Waiorua Pekapeka Monitoring

“Pekapeka-tou-roa (long-tailed bats) have been present on Kapiti Island throughout its history. Numbers now appear to be low, with no apparent recovery since rat eradication, although little information is available.

Monitoring of the population to determine long-term trends and population trajectory is needed to ensure the distributional range of the species is maintained”. 

Kapiti Island Ecological Restoration Strategy, Kerry Brown et al (2016)

By continuing our long-term monitoring of pekapeka-tou-roa activity in Waiorua Valley we hope to determine whether the local population is increasing as expected.

If no clear increase is observed, further investigation may be needed to identify and address barriers to the species success on Kapiti.

Since 2015 we’ve been monitoring pekapeka-tou-roa activity in Waiorua Valley.

Using acoustic recorders which detect ultrasonic noises in the range we expect from pekapeka, and save a spectrogram (image showing a sound wave over time). These images can then be analysed to determine whether the sound was a bat or some other environmental sounds.
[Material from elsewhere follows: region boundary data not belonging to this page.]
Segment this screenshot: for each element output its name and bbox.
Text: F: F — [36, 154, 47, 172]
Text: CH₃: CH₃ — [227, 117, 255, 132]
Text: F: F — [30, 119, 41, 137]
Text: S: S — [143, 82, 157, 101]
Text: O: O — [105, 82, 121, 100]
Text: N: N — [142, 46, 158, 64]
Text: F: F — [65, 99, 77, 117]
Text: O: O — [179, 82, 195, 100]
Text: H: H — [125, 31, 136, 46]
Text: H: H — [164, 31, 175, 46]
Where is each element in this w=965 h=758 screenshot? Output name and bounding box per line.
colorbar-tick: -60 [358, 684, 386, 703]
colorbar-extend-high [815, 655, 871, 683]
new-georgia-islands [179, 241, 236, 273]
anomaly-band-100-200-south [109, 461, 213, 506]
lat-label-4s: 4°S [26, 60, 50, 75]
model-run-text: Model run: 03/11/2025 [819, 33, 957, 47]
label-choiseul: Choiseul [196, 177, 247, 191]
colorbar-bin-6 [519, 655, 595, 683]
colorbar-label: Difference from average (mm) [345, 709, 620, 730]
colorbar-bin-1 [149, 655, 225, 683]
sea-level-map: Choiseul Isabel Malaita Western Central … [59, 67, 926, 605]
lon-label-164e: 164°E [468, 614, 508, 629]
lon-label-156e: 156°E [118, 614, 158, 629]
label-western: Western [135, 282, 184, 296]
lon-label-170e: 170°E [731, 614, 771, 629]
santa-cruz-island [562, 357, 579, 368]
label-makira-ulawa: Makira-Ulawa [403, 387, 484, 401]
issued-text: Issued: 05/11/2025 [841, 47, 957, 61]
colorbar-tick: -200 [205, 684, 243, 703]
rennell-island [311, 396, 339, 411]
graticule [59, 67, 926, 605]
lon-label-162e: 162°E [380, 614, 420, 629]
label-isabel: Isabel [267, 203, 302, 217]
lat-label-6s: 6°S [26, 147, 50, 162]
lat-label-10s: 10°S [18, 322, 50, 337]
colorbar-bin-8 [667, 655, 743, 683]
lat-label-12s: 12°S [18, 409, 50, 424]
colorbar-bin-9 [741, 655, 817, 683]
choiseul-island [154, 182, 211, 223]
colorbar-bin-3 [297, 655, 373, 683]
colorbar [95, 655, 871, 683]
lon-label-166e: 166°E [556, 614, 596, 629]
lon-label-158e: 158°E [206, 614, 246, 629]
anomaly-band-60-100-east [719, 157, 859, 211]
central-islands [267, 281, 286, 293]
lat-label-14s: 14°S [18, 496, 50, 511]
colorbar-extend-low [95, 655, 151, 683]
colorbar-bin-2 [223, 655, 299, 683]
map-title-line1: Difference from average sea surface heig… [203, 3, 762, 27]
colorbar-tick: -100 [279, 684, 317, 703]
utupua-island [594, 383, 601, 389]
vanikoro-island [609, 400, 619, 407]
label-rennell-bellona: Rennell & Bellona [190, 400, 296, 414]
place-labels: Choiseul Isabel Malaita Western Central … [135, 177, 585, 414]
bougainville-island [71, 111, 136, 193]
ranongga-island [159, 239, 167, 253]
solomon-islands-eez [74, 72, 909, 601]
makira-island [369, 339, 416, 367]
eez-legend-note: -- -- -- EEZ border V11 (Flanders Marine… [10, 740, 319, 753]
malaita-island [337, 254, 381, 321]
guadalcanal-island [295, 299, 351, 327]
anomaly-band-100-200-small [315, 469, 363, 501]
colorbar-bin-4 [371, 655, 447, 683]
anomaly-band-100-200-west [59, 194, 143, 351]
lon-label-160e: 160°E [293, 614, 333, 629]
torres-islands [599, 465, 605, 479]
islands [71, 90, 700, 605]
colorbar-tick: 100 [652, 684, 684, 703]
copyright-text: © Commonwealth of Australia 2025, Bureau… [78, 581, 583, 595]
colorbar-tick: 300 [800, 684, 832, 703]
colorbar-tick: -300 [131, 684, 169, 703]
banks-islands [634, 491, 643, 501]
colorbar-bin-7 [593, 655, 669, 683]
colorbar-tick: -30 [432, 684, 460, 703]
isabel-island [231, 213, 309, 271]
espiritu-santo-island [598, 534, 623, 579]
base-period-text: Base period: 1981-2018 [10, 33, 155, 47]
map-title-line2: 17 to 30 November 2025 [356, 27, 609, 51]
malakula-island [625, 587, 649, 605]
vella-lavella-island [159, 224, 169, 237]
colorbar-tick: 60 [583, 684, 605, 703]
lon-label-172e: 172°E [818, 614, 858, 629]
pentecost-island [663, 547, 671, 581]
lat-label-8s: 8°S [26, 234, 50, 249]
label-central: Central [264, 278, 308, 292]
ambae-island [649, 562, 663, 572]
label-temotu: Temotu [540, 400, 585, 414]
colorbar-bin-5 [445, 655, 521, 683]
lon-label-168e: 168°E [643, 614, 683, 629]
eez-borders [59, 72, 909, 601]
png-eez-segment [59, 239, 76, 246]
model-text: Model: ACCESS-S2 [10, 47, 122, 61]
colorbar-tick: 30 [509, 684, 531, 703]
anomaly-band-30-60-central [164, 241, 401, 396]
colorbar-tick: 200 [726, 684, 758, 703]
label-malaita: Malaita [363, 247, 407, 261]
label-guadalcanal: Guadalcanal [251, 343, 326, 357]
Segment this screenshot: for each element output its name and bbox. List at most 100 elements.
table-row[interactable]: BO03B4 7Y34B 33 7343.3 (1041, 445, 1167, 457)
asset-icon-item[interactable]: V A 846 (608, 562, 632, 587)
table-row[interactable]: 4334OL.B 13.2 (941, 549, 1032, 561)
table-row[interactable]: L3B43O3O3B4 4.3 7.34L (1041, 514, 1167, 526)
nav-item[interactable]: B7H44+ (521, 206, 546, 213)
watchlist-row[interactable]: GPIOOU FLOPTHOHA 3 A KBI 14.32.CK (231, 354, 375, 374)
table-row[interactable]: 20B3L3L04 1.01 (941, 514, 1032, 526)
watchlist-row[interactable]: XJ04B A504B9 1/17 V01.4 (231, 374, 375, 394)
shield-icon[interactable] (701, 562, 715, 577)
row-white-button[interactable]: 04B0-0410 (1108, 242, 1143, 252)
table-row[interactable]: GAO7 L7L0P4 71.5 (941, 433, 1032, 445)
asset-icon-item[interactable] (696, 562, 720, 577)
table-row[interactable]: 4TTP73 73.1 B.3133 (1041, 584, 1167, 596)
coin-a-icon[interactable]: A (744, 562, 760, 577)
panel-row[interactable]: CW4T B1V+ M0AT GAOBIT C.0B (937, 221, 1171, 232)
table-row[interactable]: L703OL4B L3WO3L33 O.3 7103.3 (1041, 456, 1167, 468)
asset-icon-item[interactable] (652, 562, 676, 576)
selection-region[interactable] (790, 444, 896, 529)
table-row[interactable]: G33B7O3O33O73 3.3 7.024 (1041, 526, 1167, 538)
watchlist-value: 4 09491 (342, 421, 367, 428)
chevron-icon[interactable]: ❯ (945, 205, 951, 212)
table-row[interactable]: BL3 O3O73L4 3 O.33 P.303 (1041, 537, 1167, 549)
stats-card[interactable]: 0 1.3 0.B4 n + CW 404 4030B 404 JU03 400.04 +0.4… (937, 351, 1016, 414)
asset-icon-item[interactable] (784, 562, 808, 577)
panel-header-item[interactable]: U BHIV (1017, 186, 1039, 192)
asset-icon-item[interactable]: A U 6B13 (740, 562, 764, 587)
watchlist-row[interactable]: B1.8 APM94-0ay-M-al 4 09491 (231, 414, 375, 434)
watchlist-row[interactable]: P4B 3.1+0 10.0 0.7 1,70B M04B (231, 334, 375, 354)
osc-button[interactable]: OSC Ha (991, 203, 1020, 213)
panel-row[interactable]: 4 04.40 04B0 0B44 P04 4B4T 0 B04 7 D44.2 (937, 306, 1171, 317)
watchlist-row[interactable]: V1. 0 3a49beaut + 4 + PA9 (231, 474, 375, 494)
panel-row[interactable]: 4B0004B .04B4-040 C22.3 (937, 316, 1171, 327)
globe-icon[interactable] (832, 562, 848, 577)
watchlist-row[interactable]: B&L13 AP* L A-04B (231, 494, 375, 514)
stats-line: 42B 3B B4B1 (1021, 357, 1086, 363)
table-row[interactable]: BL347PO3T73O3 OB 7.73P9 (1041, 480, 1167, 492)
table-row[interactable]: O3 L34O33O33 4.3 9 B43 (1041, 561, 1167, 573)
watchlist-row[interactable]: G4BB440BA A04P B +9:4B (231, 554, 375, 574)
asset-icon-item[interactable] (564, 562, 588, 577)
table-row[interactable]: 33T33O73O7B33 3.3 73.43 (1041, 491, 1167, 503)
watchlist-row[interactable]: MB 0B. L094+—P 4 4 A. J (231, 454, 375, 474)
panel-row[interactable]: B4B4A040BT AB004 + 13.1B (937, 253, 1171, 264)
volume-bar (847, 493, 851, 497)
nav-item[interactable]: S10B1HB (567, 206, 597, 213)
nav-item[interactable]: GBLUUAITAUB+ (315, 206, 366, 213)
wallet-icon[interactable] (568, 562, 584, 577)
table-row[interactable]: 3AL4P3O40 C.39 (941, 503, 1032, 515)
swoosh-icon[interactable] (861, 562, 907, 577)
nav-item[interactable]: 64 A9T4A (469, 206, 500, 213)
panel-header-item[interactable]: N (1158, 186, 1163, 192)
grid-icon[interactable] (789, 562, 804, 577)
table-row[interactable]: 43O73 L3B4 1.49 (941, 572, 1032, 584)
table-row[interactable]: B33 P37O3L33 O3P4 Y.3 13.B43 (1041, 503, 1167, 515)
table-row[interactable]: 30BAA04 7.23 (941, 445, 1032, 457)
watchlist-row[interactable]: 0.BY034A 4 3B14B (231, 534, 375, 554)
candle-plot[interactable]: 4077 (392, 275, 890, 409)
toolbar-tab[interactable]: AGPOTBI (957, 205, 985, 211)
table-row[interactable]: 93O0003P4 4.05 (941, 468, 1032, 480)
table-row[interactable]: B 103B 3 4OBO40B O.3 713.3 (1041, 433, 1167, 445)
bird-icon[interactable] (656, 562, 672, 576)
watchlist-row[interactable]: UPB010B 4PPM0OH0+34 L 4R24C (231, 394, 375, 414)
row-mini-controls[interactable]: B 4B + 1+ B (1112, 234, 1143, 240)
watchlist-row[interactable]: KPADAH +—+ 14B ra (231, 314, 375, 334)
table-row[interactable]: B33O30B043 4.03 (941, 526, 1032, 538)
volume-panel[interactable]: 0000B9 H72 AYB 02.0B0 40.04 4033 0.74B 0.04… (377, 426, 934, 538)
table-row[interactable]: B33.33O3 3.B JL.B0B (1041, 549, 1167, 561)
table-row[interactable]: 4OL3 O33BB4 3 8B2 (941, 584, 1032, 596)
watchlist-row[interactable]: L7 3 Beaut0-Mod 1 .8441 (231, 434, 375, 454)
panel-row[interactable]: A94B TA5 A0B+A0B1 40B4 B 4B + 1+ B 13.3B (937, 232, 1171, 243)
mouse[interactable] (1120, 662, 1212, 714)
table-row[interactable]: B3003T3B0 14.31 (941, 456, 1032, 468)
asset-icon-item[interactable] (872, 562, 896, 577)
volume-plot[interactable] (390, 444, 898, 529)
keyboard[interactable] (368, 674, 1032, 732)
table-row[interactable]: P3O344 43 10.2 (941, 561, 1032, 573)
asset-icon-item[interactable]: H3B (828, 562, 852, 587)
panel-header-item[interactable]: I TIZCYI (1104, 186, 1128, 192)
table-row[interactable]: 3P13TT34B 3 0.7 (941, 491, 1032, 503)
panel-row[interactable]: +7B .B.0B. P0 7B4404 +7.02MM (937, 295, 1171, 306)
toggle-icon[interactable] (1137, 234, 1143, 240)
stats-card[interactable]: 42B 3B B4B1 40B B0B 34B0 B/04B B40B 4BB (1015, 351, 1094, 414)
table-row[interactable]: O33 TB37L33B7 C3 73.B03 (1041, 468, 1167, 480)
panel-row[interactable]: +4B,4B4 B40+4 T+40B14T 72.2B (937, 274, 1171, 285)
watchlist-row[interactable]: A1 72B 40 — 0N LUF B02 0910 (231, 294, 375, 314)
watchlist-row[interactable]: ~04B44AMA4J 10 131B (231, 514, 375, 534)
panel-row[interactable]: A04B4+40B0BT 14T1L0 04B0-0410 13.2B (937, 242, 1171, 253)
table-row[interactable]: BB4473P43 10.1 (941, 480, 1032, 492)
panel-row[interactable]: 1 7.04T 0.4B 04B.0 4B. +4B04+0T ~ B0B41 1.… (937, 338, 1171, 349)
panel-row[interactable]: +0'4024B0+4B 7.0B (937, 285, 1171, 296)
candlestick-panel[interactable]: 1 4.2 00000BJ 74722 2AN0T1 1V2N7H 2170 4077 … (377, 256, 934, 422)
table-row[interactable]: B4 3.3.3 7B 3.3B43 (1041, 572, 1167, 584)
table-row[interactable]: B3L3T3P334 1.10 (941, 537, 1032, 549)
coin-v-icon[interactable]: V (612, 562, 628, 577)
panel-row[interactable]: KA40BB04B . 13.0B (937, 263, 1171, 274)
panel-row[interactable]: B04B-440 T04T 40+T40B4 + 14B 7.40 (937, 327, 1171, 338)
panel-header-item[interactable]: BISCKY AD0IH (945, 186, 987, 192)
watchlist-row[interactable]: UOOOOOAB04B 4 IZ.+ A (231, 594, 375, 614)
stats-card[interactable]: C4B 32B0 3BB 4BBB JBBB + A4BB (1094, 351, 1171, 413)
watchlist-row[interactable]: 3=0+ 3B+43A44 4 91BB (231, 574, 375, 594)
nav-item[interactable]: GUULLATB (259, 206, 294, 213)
So far we’ve analysed over 30,000 spectrograms from Waiorua Valley!

An example spectrogram from Waiorua shows pekapeka-tou-roa echolocations.

Our efforts so far have concentrated on pekapeka-tou-roa rather than pekapeka-tou-poto (short-tailed bats) due to the increased effort required to find the forest-dwelling tou-poto, and the much lower likelihood of their ongoing survival on the motu.

With more recorders, including handheld “Bat Box” detectors, we could attempt pekapeka-tou-poto surveys. We aspire to seeing their return, but there is no known method to succesfully translocate pekapeka.

AR4 Remote Acoustic Recorder

Each AR recorder costs us $675 to purchase (at the reduced rate for non-profits). With more recorders, we can monitor more sites.